I am vaguely aware of a knock at the door. I don't know who answers it, but after only what seems like a brief conversation Mrs. Everdeen's blurry figure reenters the room with a package filled with tiny vials of clear liquid, possibly sleep syrup. Katniss, after much negotiation, I assume, is allowed back into the kitchen. I am about to reach out to grasp her hand when her mother injects me with the clear contents of the vials, and the world fades into oblivion.

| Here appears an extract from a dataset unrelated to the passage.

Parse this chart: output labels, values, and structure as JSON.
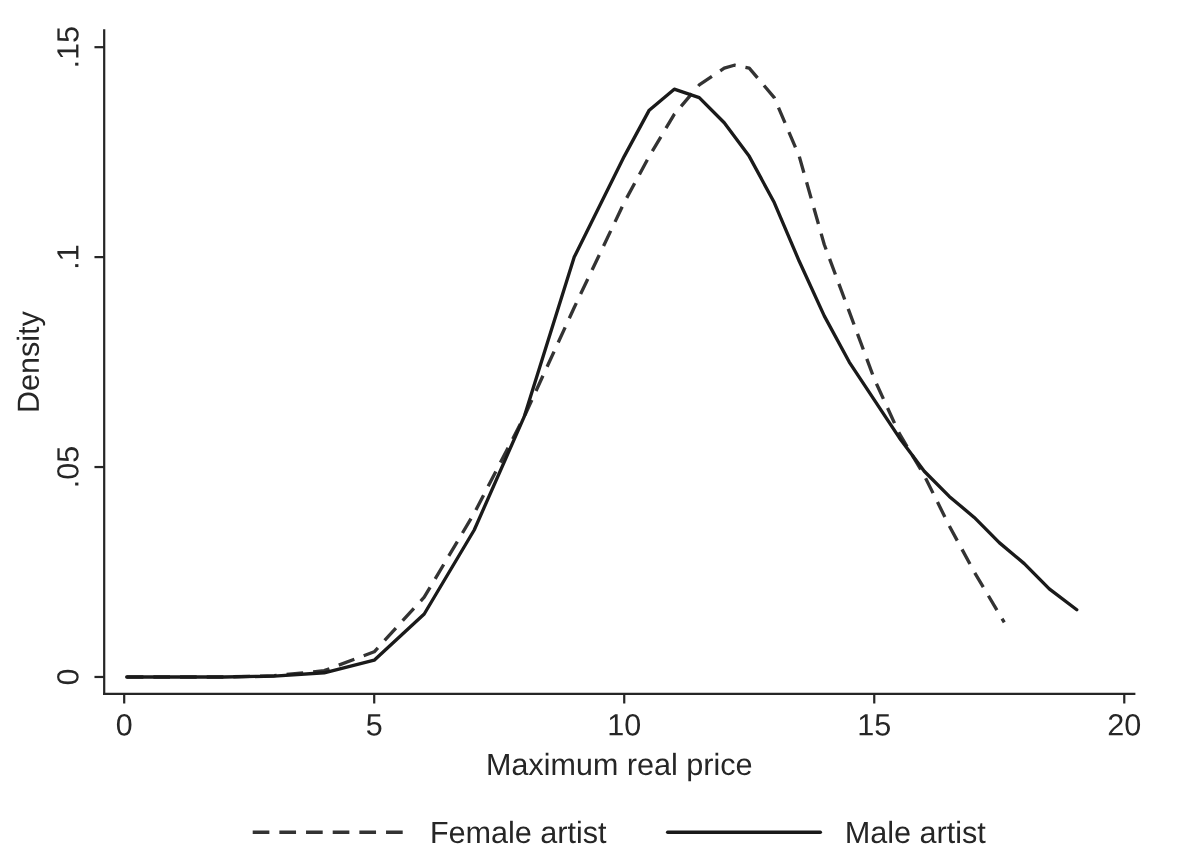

Whatever was in those vials was not sleep syrup. I am dead to the world now and trapped in some fuzzy, violet-tinged realm where confusion, hollowness, and occasional stabs of deadened pain plague me. Visions of what was, what is, and what could be swirl around in a tempest of chaos, and I find myself wishing I was conscious and in agony on Katniss' kitchen table rather than stuck in this dull, torturous limbo between fantasy and reality.
Despite the effects of what I am later told is a drug called morphling, I become aware of Katniss' presence. Her head is laying on mine and I can feel her soft, delicate hands gingerly stroking my back. I hear her whisper something, but I can't make it out. Then she kisses me.
At this, my eyes flutter open, and, through the haze of opiates, I can see her looking down at me with a mixed expression of guilt and relief.
"Hey, Catnip." I say.
"Hey, Gale." she manages to choke out. Tears well up in her exhausted grey eyes and she speaks with a strained voice. Even with the gruesome scar-which I can only assume is the result of her intervention on my behalf in the square-having sealed her left eye shut, she is still as beautiful as ever.
"Thought you'd be gone by now," I reply.
"I'm not going anywhere," she assures me. "I'm going to stay right here and cause all kinds of trouble."
"Me too." I can just manage a smile before the drugs pull me back under.
The next thing I'm conscious of is the faint smell of freshly baked cheese buns and Peeta's fuzzy figure looming over me. Oh great. What's he doing here? Still in my drug-induced dreamland, I can hear him speaking to me in a tone sadder than any I have ever heard before. "You know she really does love you. You can tell just by the way she looks at you and how she almost punched me square in the nose to get to you last night when we were dragging her out of the kitchen," he almost chuckles. "You're very lucky."
Lucky? I don't call watching the only girl you've ever loved kiss another boy on national television lucky. I don't call watching the only girl you've ever looked at with such longing plan her wedding to another man lucky. As of right now, lying motionless and half-asleep on a kitchen table with my back and my heart still throbbing in agony despite the powerful drugs, I am the unluckiest person alive. But maybe there is still hope for me, for us. She did kiss me last night, if that was indeed reality and not some hopeful vision for the future fabricated by the morphling. And she did tell me that she wasn't leaving, that she was going to stay and fight with me. Maybe we still have a chance. Maybe. Maybe. Maybe.